— Меня это вовсе не радует. Выглядишь ты ужасно.
— Это только с виду. Я себя чувствую не так уж плохо. — Уверил он ее. — Уорсингтон, — он поднял глаза на слугу, — что ты там принес для моей леди?
— Никакой здоровой пищи, милорд.
Кендрик нахмурился.
— Тогда унеси все это и приготовь ей что-нибудь полезное для здоровья.
— Я хочу свое мороженое, — вмешалась Женевьева.
— Живей, Уорсингтон, — сказал Кендрик, не обращая внимания на Женевьеву. — И принеси еду сюда. Видно, мне придется самому проследить, чтобы она быстро пошла на поправку.
— Я хочу свое мороженое, — повторила Женевьева, бросая на Уорсингтона предостерегающий взгляд.
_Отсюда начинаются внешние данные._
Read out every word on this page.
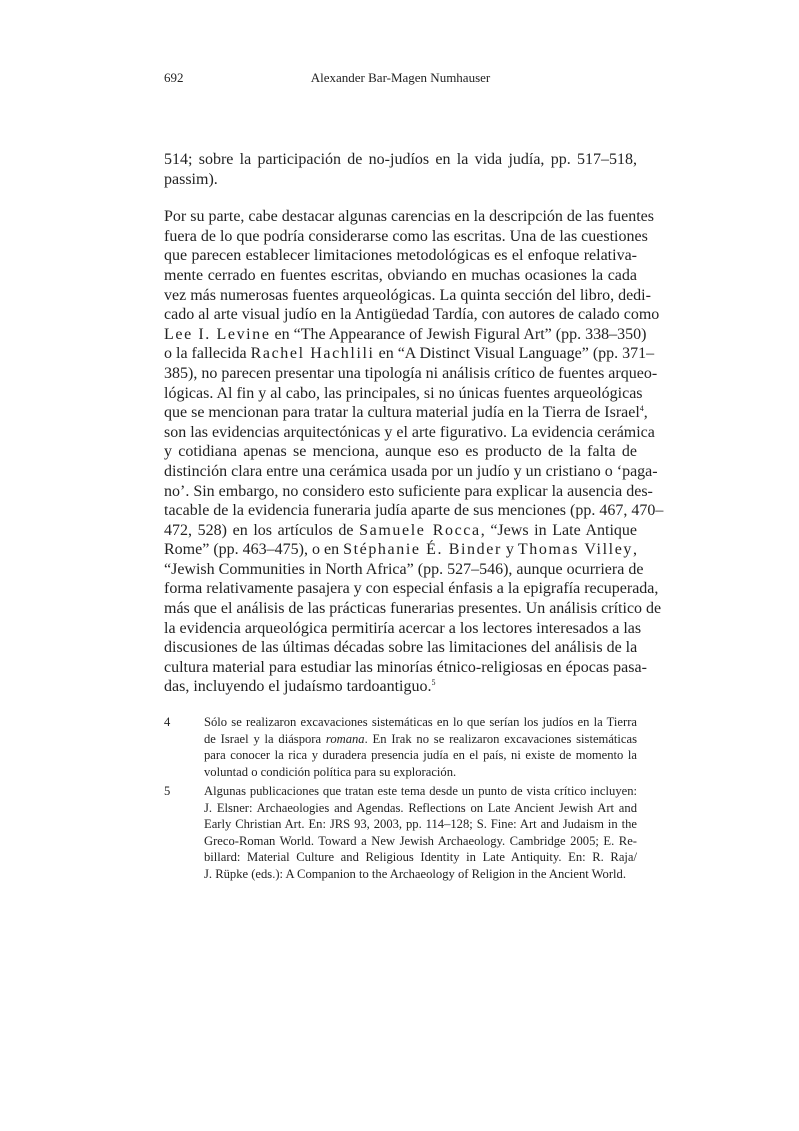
692	Alexander Bar-Magen Numhauser
514; sobre la participación de no-judíos en la vida judía, pp. 517–518,
passim).
Por su parte, cabe destacar algunas carencias en la descripción de las fuentes
fuera de lo que podría considerarse como las escritas. Una de las cuestiones
que parecen establecer limitaciones metodológicas es el enfoque relativa-
mente cerrado en fuentes escritas, obviando en muchas ocasiones la cada
vez más numerosas fuentes arqueológicas. La quinta sección del libro, dedi-
cado al arte visual judío en la Antigüedad Tardía, con autores de calado como
Lee I. Levine en “The Appearance of Jewish Figural Art” (pp. 338–350)
o la fallecida Rachel Hachlili en “A Distinct Visual Language” (pp. 371–
385), no parecen presentar una tipología ni análisis crítico de fuentes arqueo-
lógicas. Al fin y al cabo, las principales, si no únicas fuentes arqueológicas
que se mencionan para tratar la cultura material judía en la Tierra de Israel$^4$,
son las evidencias arquitectónicas y el arte figurativo. La evidencia cerámica
y cotidiana apenas se menciona, aunque eso es producto de la falta de
distinción clara entre una cerámica usada por un judío y un cristiano o ‘paga-
no’. Sin embargo, no considero esto suficiente para explicar la ausencia des-
tacable de la evidencia funeraria judía aparte de sus menciones (pp. 467, 470–
472, 528) en los artículos de Samuele Rocca, “Jews in Late Antique
Rome” (pp. 463–475), o en Stéphanie É. Binder y Thomas Villey,
“Jewish Communities in North Africa” (pp. 527–546), aunque ocurriera de
forma relativamente pasajera y con especial énfasis a la epigrafía recuperada,
más que el análisis de las prácticas funerarias presentes. Un análisis crítico de
la evidencia arqueológica permitiría acercar a los lectores interesados a las
discusiones de las últimas décadas sobre las limitaciones del análisis de la
cultura material para estudiar las minorías étnico-religiosas en épocas pasa-
das, incluyendo el judaísmo tardoantiguo.$^5$
4	Sólo se realizaron excavaciones sistemáticas en lo que serían los judíos en la Tierra
de Israel y la diáspora romana. En Irak no se realizaron excavaciones sistemáticas
para conocer la rica y duradera presencia judía en el país, ni existe de momento la
voluntad o condición política para su exploración.
5	Algunas publicaciones que tratan este tema desde un punto de vista crítico incluyen:
J. Elsner: Archaeologies and Agendas. Reflections on Late Ancient Jewish Art and
Early Christian Art. En: JRS 93, 2003, pp. 114–128; S. Fine: Art and Judaism in the
Greco-Roman World. Toward a New Jewish Archaeology. Cambridge 2005; E. Re-
billard: Material Culture and Religious Identity in Late Antiquity. En: R. Raja/
J. Rüpke (eds.): A Companion to the Archaeology of Religion in the Ancient World.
Кендрик тоже грозно взглянул на управляющего.
— Иди же, старина. И возвращайся только с чем-нибудь полезным для Женевьевы.
— Черт побери, я сама в состоянии решить, что мне есть, — сказала она упрямо и встала, скрестив руки на груди. Она вдруг представила, насколько смешно выглядит со стороны в своей детской пижаме-ползунках, конским хвостом на голове и упрямо вздернутым подбородком. И Кендрик, и Уорсингтон выглядели так, будто с трудом сдерживают смех. Женевьева поняла, что отступать уже поздно, поэтому она твердо решила защищать свои позиции.
Кендрик приподнял брови и обратился к своему слуге.
— Леди что-то сказала.
— Действительно, — согласился Уорсингтон.
— У меня такое чувство, что лучше нам с ней не связываться. Вид у нее довольно свирепый.
Уорсингтон опустил поднос на стол, затем поставил рядом с Кендриком тяжелое деревянное кресло и пригласил Женевьеву сесть. Ей ничего не оставалось, как последовать его приглашению. Через минуту поднос оказался у нее на коленях.
— Принеси ей что-нибудь полезное на десерт, Уорсингтон, — криво усмехнулся Кендрик. — Я прослежу, чтобы она все съела.
Не обращая внимания на Кендрика, Женевьева полила мороженое горячим карамельным соусом и положила в рот огромную порцию любимого лакомства.
— Вкусно?
Она готова была разозлиться, но достаточно ей было взглянуть в его бледно-зеленые глаза, увидеть еле заметную улыбку, а потом еще и эту прелестную ямочку на щеке, как она тут же сдалась, и улыбнулась в ответ.
— Божественно.
— Какое оно на вкус?
Она посмотрела в сторону и постаралась облечь свои чувства в слова.
— Нежное, как тающий шелк. И сладкое как грех.
— Звучит опасно.
Она хотела согласиться, но вдруг ее осенило. Как это печально, ведь ничего этого он никогда не почувствует. А сейчас он такой слабый и бледный, и в этом ее вина…
— Мне так жаль, — тихо сказала она.
Он покачал головой.
— Тебе не за что просить прощение. Но ты можешь кое-что сделать, чтобы искупить свою вину, если ты, конечно, согласишься.